I dati ISTAT parlano chiaro, e si commentano da soli.
Nel 2016 oltre tre milioni e duecentomila persone, in Italia, dichiarano di essere affette da diabete: il 5,3% dell’intera popolazione, che diventa un drammatico 16,5% fra le persone di 65 anni e oltre. A questi andrebbero aggiunti tutti coloro che, senza rendersene conto, sono resistenti insulinici gravi alle soglie del diabete, senza rendersene conto. Un numero che si stima pari a quello dei diabetici già diagnosticati.

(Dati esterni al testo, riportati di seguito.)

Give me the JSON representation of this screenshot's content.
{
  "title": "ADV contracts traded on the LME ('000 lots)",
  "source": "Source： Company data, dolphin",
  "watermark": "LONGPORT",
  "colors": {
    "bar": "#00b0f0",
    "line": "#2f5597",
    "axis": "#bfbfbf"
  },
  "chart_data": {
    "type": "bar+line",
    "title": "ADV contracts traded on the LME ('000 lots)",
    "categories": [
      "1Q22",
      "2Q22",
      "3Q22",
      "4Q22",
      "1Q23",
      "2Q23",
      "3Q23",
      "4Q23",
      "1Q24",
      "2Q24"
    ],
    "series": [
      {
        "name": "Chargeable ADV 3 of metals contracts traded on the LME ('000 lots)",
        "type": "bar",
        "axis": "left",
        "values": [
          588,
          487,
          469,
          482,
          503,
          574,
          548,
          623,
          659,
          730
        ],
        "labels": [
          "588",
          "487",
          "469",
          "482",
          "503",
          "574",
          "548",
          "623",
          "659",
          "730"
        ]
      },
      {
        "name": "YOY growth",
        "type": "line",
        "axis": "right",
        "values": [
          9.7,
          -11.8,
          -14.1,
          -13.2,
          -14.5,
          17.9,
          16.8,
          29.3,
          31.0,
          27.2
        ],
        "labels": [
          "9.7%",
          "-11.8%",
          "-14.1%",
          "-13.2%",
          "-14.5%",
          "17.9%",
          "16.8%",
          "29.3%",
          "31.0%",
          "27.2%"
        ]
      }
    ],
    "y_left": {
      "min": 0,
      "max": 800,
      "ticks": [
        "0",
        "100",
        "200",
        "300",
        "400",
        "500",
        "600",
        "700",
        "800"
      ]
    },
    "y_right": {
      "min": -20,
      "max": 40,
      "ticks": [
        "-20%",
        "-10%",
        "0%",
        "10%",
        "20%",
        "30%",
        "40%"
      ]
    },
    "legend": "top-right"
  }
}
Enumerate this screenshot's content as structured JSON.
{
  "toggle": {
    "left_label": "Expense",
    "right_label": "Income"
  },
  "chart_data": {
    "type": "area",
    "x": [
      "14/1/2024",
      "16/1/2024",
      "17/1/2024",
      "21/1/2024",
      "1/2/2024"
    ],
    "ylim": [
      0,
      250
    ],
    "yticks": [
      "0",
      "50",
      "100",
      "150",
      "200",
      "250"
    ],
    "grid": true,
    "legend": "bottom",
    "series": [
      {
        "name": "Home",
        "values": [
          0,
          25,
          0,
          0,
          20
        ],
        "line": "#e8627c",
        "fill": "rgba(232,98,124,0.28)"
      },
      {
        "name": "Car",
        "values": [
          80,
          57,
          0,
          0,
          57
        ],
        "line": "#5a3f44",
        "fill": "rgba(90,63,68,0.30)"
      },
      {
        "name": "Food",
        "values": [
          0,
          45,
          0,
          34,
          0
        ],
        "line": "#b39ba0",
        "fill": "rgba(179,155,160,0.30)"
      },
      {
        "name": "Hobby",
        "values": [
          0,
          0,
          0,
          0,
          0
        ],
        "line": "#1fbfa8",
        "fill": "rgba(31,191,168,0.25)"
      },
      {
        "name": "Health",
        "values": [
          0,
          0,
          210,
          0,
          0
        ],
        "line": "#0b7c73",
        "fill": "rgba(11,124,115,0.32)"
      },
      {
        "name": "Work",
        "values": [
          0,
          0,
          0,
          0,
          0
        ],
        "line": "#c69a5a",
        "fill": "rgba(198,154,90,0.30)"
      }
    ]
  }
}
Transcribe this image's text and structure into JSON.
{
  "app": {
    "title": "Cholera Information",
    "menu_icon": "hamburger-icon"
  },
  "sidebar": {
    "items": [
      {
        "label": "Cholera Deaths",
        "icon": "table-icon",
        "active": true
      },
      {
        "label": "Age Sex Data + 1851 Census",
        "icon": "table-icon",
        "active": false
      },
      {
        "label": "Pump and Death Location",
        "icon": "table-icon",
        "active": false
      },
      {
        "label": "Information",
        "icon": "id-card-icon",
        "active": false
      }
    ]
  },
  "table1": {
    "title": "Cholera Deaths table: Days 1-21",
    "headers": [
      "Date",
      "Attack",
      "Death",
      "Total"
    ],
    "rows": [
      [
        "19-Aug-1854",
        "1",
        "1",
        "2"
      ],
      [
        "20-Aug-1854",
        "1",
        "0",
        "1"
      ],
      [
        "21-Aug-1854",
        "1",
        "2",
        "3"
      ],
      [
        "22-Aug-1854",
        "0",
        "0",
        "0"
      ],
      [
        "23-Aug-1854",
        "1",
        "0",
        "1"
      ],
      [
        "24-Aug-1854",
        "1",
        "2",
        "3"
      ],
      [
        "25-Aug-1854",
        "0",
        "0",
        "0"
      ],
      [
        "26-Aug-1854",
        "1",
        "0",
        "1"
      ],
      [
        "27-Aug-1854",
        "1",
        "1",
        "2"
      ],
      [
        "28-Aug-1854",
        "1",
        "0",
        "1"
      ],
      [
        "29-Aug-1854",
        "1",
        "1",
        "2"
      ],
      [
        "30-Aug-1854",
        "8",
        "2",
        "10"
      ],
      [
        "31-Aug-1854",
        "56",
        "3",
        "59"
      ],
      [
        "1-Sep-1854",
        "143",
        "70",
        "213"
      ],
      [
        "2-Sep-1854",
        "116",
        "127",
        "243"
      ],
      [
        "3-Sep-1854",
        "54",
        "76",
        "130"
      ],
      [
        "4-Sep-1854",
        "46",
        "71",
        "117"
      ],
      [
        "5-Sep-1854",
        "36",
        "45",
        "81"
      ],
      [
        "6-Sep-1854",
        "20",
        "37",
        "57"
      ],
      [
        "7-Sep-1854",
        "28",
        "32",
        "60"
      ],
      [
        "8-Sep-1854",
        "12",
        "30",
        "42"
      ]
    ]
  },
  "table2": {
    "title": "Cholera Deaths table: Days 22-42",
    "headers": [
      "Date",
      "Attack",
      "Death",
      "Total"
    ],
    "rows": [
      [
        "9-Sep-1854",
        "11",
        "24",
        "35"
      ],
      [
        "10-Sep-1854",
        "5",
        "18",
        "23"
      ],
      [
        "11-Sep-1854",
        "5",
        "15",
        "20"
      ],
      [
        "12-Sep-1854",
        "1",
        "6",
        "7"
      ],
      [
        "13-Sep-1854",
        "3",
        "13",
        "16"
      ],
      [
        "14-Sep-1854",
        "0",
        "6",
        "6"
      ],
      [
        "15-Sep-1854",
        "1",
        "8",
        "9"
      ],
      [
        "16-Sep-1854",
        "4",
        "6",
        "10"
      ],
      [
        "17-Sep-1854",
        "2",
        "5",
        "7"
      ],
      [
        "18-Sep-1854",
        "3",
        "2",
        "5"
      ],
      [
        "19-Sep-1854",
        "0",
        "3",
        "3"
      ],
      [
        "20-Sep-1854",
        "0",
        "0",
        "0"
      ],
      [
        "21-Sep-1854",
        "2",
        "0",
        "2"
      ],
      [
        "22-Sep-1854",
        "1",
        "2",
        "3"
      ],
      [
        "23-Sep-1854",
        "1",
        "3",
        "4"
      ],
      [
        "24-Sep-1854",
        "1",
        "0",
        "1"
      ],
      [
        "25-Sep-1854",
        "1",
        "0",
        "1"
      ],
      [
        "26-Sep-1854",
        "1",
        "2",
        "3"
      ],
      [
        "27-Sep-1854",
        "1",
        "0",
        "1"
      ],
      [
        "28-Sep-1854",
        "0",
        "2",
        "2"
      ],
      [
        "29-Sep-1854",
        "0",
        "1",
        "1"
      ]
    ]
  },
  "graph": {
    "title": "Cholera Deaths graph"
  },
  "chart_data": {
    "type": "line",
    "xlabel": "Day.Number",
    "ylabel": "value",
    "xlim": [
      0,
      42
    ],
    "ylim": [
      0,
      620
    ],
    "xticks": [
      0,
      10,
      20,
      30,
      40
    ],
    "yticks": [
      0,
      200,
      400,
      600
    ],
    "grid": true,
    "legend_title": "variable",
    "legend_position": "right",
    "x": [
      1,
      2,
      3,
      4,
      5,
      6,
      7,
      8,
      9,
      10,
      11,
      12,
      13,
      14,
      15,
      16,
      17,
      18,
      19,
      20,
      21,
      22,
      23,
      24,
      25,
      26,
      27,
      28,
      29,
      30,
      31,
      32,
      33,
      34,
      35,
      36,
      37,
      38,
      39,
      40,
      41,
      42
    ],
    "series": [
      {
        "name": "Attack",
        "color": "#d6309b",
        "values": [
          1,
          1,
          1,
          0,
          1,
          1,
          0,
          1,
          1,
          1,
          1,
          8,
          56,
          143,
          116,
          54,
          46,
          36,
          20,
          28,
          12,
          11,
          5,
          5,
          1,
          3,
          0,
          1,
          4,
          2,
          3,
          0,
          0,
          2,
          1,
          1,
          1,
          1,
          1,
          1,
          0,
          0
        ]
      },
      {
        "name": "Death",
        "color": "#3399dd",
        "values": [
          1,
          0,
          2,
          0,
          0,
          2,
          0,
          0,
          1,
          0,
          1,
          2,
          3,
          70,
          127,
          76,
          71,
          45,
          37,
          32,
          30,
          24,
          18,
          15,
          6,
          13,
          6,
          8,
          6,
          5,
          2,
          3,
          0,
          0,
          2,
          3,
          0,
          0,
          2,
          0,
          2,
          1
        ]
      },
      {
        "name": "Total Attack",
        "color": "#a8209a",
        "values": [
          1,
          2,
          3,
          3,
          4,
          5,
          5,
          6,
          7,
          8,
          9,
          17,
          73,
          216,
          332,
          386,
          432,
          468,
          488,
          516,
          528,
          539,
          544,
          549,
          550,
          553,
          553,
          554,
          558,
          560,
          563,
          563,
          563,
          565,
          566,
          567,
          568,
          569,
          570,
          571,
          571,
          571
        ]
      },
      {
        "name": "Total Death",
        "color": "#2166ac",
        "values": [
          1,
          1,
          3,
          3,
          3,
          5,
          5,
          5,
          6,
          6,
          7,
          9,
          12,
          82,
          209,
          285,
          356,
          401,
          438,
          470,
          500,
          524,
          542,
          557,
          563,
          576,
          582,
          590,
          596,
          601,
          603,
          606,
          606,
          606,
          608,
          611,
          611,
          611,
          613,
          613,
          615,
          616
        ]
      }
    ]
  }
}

Non è sempre stato così, però. La diffusione del diabete è quasi raddoppiata in trent’anni (coinvolgeva solo il 2,9% della popolazione nel 1980) e anche rispetto al 2000 i diabetici sono un milione in più. Una vera epidemia a fronte della quale le preoccupazioni ministeriali verso alcune patologie infettive impallidiscono.

Una malattia da vecchi?
Quando ero un ragazzino la parola diabete evocava in me l’idea di una “disabilità”, di una condanna inequivocabile con la quale alcuni poveri ragazzi sfortunati dovevano fare i conti. Il compagno di classe diabetico (di tipo 1) doveva stare attento a diversi cibi (non mi era chiarissimo quali) che potevano per lui essere pericolosi, e senza quel controllo poteva rischiare convulsioni, coma, morte. Si trattava però, nella mia testa, di una condanna del fato. Uno scherzo del destino contro cui nulla era possibile fare. Il diabetico adulto, raro, era meno visibile e le cautele verso lo zucchero di qualche nonna potevano essere facilmente confuse con semplici attenzioni alimentari. Perché il diabete adulto (diabete di tipo 2) è una malattia a lento sviluppo: lento è l’instaurarsi di una progressiva inefficienza dell’insulina, lento è il crescere graduale dei livelli di zucchero nel sangue (glicemia), lento è il verificarsi delle gravi e gravissime complicanze legate proprio al danno cellulare e vascolare delle proteine glicate su vasi e tessuti (micro e macro vasculopatie, neuropatie, degenerazioni retiniche, cecità, amputazioni, infarti). Ma se c’è (c’era!) tutta questa lentezza nell’aggravamento clinico, perché oggi assistiamo impotenti a un incremento esponenziale del numero dei diabetici adulti, e soprattutto ad un’accelerazione del processo tale che dalla “nonnina golosa” il problema si è spostato ai manager rampanti quaranta-cinquantenni?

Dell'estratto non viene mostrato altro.